In the darkness, it was easier to make-believe that I exercised a sort of divine control over my life. In the light is freedom, but I preferred the narrowly defined, clearly articulated, walls of my lightless jail cell. Here I could conduct my rituals of wound-biting, skirt-chasing, revenge-plotting, alcohol-forgetting, porn-watching, hope-hating, and a host of other mental and physical forms of slavery. But those were better than living in the light, because in the light I would be free—free to hope again, love again, live again in the grace and forgiveness of the God who won’t let me be god.

I loved the darkness because I feared all the good things in the light. Like that day I sat in my truck cab, lost as I looked over a landscape illumined by the sun, the man who has grown accustomed to the darkness is frightened of freedom. Freedom means I am not shackled anymore to what hurt me, or how I hurt others, but live in unchained liberty in a landscape of grace. You cannot truly get lost in the light, yet this is a frightening thing to one who likes being lost. You cannot be unloved in the light, yet this is scary to one who believes himself unlovable, loved with qualifications, loved so long as he conforms. You are forgiven in the light, yet there is a certain twisted consolation in thinking I am unforgiven, because that sin to which I’m bound is a drug to which I’m addicted.

I will tell you the truth: living in the darkness is easier than living in the light, but it is an ease that slowly chokes every ounce of life away. I know, I know too well, for that darkness was my foul jail cell for years.
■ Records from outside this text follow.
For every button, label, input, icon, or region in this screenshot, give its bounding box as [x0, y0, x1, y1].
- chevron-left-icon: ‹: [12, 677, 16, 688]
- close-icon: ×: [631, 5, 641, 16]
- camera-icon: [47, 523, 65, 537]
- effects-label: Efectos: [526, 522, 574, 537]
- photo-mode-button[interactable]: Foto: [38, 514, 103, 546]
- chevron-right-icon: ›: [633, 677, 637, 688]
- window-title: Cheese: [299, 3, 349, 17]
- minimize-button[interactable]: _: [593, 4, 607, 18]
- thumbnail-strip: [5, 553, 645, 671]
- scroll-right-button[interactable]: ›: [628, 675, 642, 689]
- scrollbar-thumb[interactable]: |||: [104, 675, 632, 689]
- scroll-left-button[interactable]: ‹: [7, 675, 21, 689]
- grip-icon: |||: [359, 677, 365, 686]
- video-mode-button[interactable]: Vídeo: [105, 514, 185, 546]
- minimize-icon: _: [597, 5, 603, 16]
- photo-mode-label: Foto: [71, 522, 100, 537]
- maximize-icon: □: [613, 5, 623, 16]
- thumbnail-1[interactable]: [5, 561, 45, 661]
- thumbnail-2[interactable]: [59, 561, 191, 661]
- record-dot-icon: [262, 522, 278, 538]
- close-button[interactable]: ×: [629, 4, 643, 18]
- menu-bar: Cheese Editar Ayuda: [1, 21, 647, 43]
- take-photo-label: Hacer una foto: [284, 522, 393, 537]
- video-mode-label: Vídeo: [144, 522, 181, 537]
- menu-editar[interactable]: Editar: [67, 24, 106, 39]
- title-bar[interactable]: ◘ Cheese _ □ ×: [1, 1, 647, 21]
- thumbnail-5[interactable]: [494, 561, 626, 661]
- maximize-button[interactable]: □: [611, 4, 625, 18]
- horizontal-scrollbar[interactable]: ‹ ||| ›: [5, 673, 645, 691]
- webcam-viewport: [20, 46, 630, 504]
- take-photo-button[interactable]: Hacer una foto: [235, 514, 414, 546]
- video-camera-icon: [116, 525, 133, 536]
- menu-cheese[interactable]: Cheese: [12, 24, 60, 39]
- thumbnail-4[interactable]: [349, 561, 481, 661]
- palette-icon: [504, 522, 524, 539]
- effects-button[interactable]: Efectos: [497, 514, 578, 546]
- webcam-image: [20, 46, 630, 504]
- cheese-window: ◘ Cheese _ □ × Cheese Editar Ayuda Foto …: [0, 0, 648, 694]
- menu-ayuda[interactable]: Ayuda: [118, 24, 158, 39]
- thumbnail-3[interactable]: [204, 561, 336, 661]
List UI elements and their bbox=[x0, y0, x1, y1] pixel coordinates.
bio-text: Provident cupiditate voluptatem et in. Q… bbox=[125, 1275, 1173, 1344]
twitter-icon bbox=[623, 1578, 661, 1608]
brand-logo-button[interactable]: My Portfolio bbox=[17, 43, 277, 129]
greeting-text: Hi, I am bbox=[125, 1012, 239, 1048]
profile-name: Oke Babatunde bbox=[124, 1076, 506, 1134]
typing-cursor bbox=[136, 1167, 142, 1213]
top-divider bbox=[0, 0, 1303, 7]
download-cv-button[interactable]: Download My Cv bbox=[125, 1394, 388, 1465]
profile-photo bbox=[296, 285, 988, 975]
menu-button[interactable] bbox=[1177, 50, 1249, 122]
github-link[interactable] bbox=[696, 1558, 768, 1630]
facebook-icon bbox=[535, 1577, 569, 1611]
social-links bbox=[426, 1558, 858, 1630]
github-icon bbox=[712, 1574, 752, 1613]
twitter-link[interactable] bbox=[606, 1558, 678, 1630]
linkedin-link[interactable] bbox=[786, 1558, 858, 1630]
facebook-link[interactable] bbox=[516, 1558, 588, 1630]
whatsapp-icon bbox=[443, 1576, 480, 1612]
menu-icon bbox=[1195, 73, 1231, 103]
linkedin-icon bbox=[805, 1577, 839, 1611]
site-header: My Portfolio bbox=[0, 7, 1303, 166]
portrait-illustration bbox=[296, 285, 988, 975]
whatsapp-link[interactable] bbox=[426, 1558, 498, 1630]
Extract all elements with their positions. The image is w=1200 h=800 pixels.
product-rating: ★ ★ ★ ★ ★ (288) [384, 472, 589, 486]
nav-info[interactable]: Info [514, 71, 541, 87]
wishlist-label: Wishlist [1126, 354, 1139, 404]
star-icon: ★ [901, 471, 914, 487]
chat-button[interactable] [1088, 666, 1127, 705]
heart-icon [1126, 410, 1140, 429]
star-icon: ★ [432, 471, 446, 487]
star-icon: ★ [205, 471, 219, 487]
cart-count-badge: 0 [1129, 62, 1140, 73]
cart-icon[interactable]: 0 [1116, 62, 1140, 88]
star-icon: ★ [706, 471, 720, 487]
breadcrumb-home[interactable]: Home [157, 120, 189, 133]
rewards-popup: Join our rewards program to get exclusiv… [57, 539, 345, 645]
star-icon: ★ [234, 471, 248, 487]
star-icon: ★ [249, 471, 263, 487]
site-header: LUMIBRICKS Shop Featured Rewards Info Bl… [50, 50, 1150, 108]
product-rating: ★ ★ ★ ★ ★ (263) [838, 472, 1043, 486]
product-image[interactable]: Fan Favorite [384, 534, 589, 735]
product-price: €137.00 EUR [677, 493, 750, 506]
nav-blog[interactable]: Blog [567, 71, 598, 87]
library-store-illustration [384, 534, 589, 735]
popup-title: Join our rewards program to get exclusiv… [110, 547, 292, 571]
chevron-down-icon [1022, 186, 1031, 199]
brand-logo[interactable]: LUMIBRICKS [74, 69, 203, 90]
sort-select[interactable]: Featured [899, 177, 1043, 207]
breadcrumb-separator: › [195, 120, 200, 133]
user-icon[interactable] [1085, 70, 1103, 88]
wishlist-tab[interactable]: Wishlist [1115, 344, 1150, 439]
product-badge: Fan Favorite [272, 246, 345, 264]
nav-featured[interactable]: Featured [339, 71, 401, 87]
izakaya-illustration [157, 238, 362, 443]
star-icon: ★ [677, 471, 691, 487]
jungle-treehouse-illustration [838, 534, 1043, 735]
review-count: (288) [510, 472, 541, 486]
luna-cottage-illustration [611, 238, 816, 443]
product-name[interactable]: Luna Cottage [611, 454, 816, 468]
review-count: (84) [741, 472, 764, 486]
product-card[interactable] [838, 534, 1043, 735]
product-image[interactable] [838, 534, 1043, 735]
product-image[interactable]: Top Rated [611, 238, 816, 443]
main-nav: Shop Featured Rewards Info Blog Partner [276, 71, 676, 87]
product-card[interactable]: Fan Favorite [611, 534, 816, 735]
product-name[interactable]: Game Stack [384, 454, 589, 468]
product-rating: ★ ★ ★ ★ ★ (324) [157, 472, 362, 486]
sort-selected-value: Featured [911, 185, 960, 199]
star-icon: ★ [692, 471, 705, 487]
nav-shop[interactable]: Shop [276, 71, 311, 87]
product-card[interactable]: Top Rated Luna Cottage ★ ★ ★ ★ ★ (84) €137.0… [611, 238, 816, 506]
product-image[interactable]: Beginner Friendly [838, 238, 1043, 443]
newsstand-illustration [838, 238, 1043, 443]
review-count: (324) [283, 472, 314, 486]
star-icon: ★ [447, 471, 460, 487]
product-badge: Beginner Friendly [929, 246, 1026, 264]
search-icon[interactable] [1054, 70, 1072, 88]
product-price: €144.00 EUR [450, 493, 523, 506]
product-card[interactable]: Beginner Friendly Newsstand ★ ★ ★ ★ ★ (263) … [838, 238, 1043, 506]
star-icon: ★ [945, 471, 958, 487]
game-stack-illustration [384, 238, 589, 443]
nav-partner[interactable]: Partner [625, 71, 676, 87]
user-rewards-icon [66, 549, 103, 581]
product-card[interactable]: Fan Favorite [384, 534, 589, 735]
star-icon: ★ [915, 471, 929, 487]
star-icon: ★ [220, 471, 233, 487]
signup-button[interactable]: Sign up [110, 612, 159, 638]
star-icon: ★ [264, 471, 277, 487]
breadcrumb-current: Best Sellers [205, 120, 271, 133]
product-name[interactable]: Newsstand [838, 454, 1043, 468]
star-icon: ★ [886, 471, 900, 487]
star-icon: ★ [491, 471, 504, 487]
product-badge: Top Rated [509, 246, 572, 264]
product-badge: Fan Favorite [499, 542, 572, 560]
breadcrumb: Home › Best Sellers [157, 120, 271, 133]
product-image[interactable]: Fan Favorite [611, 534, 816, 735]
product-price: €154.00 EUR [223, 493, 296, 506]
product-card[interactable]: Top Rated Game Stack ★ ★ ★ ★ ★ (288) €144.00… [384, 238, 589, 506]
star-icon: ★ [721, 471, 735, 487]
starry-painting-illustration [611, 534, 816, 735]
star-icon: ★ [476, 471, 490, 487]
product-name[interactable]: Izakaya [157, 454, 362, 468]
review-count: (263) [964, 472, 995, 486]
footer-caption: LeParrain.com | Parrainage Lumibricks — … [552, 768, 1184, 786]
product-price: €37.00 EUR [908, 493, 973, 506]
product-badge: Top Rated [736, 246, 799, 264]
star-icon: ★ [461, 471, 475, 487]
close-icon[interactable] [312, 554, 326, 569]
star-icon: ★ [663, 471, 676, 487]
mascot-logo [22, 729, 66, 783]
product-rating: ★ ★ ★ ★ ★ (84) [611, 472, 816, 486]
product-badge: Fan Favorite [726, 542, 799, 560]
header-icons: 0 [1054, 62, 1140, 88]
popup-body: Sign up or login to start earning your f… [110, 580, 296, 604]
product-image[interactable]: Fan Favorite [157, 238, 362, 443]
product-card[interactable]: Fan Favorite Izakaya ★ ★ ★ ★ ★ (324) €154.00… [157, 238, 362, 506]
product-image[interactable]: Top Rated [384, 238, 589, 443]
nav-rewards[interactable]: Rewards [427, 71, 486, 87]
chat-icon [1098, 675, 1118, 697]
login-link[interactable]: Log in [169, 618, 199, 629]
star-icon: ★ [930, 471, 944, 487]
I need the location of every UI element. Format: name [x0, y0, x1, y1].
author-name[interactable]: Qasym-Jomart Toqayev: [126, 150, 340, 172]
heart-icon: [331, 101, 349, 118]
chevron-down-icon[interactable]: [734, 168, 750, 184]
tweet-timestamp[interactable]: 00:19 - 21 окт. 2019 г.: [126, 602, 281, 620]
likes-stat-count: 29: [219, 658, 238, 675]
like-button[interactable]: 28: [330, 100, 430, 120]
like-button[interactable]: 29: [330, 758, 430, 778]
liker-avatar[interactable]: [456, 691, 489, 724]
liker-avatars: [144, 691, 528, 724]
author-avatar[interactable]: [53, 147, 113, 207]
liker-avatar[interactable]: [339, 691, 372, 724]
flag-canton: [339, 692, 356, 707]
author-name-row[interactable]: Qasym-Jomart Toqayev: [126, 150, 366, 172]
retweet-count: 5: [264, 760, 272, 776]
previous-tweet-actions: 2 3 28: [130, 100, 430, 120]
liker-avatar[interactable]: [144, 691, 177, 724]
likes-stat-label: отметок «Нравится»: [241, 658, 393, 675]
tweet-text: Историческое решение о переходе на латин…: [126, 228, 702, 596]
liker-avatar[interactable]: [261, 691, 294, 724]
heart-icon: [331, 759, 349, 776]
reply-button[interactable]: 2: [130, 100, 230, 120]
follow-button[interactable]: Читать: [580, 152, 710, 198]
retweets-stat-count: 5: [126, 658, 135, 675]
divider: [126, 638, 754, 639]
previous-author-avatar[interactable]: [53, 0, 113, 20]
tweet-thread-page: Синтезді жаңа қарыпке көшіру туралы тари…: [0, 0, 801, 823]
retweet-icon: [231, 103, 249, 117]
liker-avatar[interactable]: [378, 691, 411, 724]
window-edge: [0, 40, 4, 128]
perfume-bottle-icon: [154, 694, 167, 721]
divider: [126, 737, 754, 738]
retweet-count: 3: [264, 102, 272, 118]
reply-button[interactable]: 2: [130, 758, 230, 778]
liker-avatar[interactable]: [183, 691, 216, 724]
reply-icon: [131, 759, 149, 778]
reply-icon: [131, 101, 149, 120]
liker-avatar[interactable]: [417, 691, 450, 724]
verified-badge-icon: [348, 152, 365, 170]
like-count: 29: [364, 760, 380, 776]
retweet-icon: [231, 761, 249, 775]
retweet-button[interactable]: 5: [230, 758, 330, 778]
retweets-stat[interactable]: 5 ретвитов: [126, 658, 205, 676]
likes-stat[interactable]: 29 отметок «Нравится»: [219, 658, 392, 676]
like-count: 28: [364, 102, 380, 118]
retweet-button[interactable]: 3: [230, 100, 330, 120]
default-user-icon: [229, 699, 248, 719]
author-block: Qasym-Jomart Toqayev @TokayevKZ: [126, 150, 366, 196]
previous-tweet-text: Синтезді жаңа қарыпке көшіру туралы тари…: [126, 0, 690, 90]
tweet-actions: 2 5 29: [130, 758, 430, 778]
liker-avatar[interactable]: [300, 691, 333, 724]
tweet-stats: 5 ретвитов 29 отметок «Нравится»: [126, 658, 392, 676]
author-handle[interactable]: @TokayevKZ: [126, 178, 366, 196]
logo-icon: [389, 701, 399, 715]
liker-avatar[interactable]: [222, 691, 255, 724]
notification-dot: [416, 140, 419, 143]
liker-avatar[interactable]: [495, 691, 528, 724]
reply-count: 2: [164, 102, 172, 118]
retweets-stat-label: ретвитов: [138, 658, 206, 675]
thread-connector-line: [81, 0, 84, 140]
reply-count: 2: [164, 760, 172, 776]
I scratched my creeds onto the floor. I bit my wounds. I celebrated my profane mysteries within those blackened walls. And I feared the light and freedom and love and forgiveness of life in the light, of a life inextricably bound up in the life of Jesus Christ.

But he would not let the jail cell be my final resting place, nor will he let it be yours. He leaps into the darkness with his wild and reckless love. He enters our cells that reek of decomposing lives, and he pulls us up from the floors on which we crouch in fear. He pries open our fingers to take away the idols to which we cling. He pours over our heads a bucket of warm, soapy water, mixed with his crucifixion blood, and he washes away every smudge of sin and stink and death. And finally, he picks us up and carried us out into the light. At first, it hurts. It’s blinding. It’s too free. But he won’t let us go. He holds us there. To our trembling hearts, he whispers, “Listen, I love you. I have never stopped loving you. All is well now. You are forgiven. Your past no longer defines you. I define you, for you are mine. All I have is yours. My peace, my hope, my Father, my everything is yours. You are free.”

Yes, you are free. In Christ, our crucified Brother, we are liberated to be the children of our heavenly Father. To run and laugh on the playground of his grace. To see on his face nothing but a beaming smile of favor. To be blessedly lost in a love that knows no limitations. All this is yours, for you are of Christ, and Christ is of God, and God is all for you.